They'll avoid the problem in favor of short term benefit. Any belief I had that the Democratic insiders had a long-term masterplan went out the window with how little they've done to pump up Harris. I don't even want her to be an eventual nominee, but I thought they'd be purposefully building her as the trusted heir apparent. Instead they just dumped no-win issues on her while making her mostly invisible in the administration's wins.
That sounds like what happened to every vice president we've had in my lifetime. And that's close to 6 decades now.
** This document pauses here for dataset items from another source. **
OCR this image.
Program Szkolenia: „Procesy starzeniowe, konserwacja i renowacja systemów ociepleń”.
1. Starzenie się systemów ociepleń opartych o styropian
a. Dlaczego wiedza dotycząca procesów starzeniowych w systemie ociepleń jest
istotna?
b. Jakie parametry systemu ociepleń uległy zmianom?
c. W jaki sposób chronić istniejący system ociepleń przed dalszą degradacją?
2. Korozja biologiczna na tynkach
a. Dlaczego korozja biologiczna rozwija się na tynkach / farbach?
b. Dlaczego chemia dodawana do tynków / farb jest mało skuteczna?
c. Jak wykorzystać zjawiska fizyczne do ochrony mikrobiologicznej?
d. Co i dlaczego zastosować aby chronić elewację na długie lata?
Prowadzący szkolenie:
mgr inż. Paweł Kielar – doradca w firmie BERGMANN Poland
Yeah, but there's a real difference when that VP is a Joe Biden or Dick Cheney who didn't really have an expectation to be the heir apparent, and when the president is old enough that not finishing a term is a real possibility. There's an uncomfortably high (though still low) chance Biden actually has to be replaced on the campaign trail, and while that's never a good thing, it's a lot worse when you've saddled your VP with tasks like solving immigration and getting voting rights passed when she never really had the power to do either of those things. "Eats shit on tough issues so the president doesn't have to" is a valuable service from a VP, but not if you want people to be ready to accept her at any moment as a drop in replacement.
So you're trying to talk about two different things and joining them together. On one hand being the heir apparent, and on the other having the president keel over.
Biden was absolutely the heir apparent. If his son hadn't died he would have ran, and our country may have been on a much different course than it's been for the past 6 years. For many of us, the idea of Cheney becoming president because of health reasons was pretty damn scary. For both bush terms!
Speaking of heir apparent, George Sr was definitely not considered qualified to follow in Reagan's footsteps. He actually called Reagan's policies voodoo economics.
In any case, if the president did have to step down hypothetically in 2 years, Kamala Harris is not going to appear any dumber than any of the other VP s we've had in my lifetime. She would be a placeholder until the next election, just like any of the others would have been.
They're intimately related because keeling over can happen in close proximity to an election. I never viewed Biden as heir apparent for Obama, maybe others did, but it didn't matter because there were plenty of other choices and he'd still have a full primary cycle to be tested and discarded if he ate too much shit to be elected. I'm not even sure he would have beaten Clinton if he ran.
If Biden keels over 1 year from now, we're in deep shit, and his chances of doing so are MUCH higher than other recent presidents. Pretending that Biden has the same negligible risk of leaving office early as any other president is the whole problem with their approach.
Kamala Harris has done exactly what a Vice President is supposed to do, but she isn't going to be President after Biden, at least not yet.
If that's the biggest negative, that's not so bad compared to all the other possibilities.
Not only is he old, but he's pretending that doesn't matter. I think that's pretty disingenuous.
From abroad at least Biden seems like a very poor candidate. As he's chosen to stand again the dems have little choice but get behind him or risk a devisive primary season splitting the party.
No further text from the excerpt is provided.